An Ecumenical Handbook
José María VIGIL
Recent press reports say that the «Pontifical Council for the Unity of Christians, of which cardinal Walter Kasper is President, is preparing an ecumenical handbook, intended as a guide for dioceses and parishes in inter-confessional activities». I am fully in accord with the timing and the need for a handbook, not only for inter-confessional and even inter-religious activities, but also for ordinary activities within a single confession. Ecumenism is not just for dialogue with others; it is also for dialogue with ourselves. Inter-religious dialogue will be useful only if it is preceded by an «intra-dialogue», for a possible handbook to which I put forward the following minimal principles.
- Never more to speak of «the» true religion. They are all true. Phenomenologists of religion have long considered as obsolete the distinction between revealed and natural religions. The best theologians view all religions as «revealed».
- Not to hold that the Christian religion has the fullness of truth…: it too has limitations of which it ought to take stock, blind points that it should try to make up for, and an institutional framework universally recognized as obsolete, which it should de-idolize and relativize.
- It is imperative to abandon the inclusivism and accept the pluralism of the means to salvation. Just as it was possible to move beyond the exclusivism («outside the Church there is no salvation») professed by Christianity for more than a millennium and a half, so it is possible to abandon its new version, the currently official inclusivism («outside Christ there is no salvation»). The institutional Church is hostage to its own dogmatic pronouncements and will not be able to change until a new theoretical revolution takes place in it. Meanwhile, only the firm position of lucid and liberated Christians will do true service to the updating of Christianity.
- It is urgent to abandon the myth that God wanted one single religion and that all others are human errors. Every religion is a spark of God’s infinite Light placed in human beings, more or less well perceived. Religious pluralism is good and there is no reason to reduce it. A single world religion is neither likely nor even desirable as an end point for humankind.
- «The» chosen people does not exist. The Jewish people were not it and neither are Christians. All primitive peoples have believed themselves «the» chosen. But God is not unjust, and God chooses all.
- Jesus’ ecumenical, dialoguing, open, tolerant, optimistic . . . approaches are still the best model Christianity can offer and adopt in regard to ecumenism and inter-religious dialogue.

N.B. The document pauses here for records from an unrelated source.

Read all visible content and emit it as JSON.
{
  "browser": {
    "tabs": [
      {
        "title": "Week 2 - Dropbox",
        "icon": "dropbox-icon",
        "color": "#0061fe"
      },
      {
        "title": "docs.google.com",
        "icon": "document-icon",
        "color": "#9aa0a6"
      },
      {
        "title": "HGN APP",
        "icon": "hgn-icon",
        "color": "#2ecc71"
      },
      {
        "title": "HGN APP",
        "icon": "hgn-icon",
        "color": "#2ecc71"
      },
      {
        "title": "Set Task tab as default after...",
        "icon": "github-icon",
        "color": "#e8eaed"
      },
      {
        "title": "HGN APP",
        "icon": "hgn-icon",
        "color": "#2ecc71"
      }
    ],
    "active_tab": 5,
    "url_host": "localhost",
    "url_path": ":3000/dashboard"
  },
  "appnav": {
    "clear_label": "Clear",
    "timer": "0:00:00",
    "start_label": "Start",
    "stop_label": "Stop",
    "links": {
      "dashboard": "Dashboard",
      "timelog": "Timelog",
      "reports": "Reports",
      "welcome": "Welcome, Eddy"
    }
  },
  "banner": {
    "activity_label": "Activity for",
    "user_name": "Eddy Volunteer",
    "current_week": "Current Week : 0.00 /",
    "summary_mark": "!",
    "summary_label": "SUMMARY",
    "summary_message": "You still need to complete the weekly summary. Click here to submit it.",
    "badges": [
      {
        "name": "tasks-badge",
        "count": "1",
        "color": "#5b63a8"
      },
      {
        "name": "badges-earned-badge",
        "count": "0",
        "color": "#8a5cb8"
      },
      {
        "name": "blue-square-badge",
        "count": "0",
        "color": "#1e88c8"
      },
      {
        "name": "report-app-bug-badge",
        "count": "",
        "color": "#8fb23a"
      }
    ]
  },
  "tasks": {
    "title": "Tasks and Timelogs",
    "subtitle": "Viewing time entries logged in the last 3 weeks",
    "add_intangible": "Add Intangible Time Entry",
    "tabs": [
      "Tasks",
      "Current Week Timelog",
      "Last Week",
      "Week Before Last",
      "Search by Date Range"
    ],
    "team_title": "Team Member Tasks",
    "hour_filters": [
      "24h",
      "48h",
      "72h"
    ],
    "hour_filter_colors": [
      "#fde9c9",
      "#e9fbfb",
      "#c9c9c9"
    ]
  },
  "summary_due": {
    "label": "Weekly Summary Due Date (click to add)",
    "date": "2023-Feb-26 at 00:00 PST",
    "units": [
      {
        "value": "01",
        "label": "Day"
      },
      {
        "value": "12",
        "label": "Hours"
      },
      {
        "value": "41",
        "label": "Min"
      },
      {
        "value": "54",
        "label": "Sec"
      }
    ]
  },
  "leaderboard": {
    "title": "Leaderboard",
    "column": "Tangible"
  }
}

- We need to reconsider the christological dogma of Nicaea-Chalcedon, which acts as an «enclave of fundamentalism» within Christianity. We must not limit ourselves to reinterpreting it leaving its basic affirmation intact, but confront its roots as well: How did it arise, where does it come from, with what authority, what validity of meaning does it have? We cannot make the essence of Christianity consist in canonizing the reflections of certain primitive communities, unduly considered to be the complete word of God and so irreformable. This belittles God, Jesus, and Christianity.
- We must accept once and for all that no one is in «a gravely defective situation of salvation» on account of the religion or Church into which they have been born. We cannot believe in an unjust God.
- The time of classical missions is over. Proselytism has to be abandoned. Mission is justified only if it is going to listen as much as proclaim, to learn as much as to share. The mission of mission is none other than the spreading of love, of inter-religious dialogue, and of seeking forgiveness.
- A sincere ethic of freedom, which would renounce inherited coercive means (conquests, inquisition, confessional States, colonialisms, lack of religious freedom ... ) and even those still practised (infant baptism) will reduce Christians in numbers but increase them in truth. So the crisis of falling numbers may be a crisis of growth in quality and in truth, and should be hailed with optimism if it is put to sincere use.
- Adopting the Golden Rule ( «Do to others as you would have them do to you», present in all the great religions of the world as almost literally identical expressions) as the practical agenda for inter-religious dialogue: the best thing religions can do is to join together in service of life and of peace in the world, based on the option for the poor. This is the way to the unity (not unification) we all desire.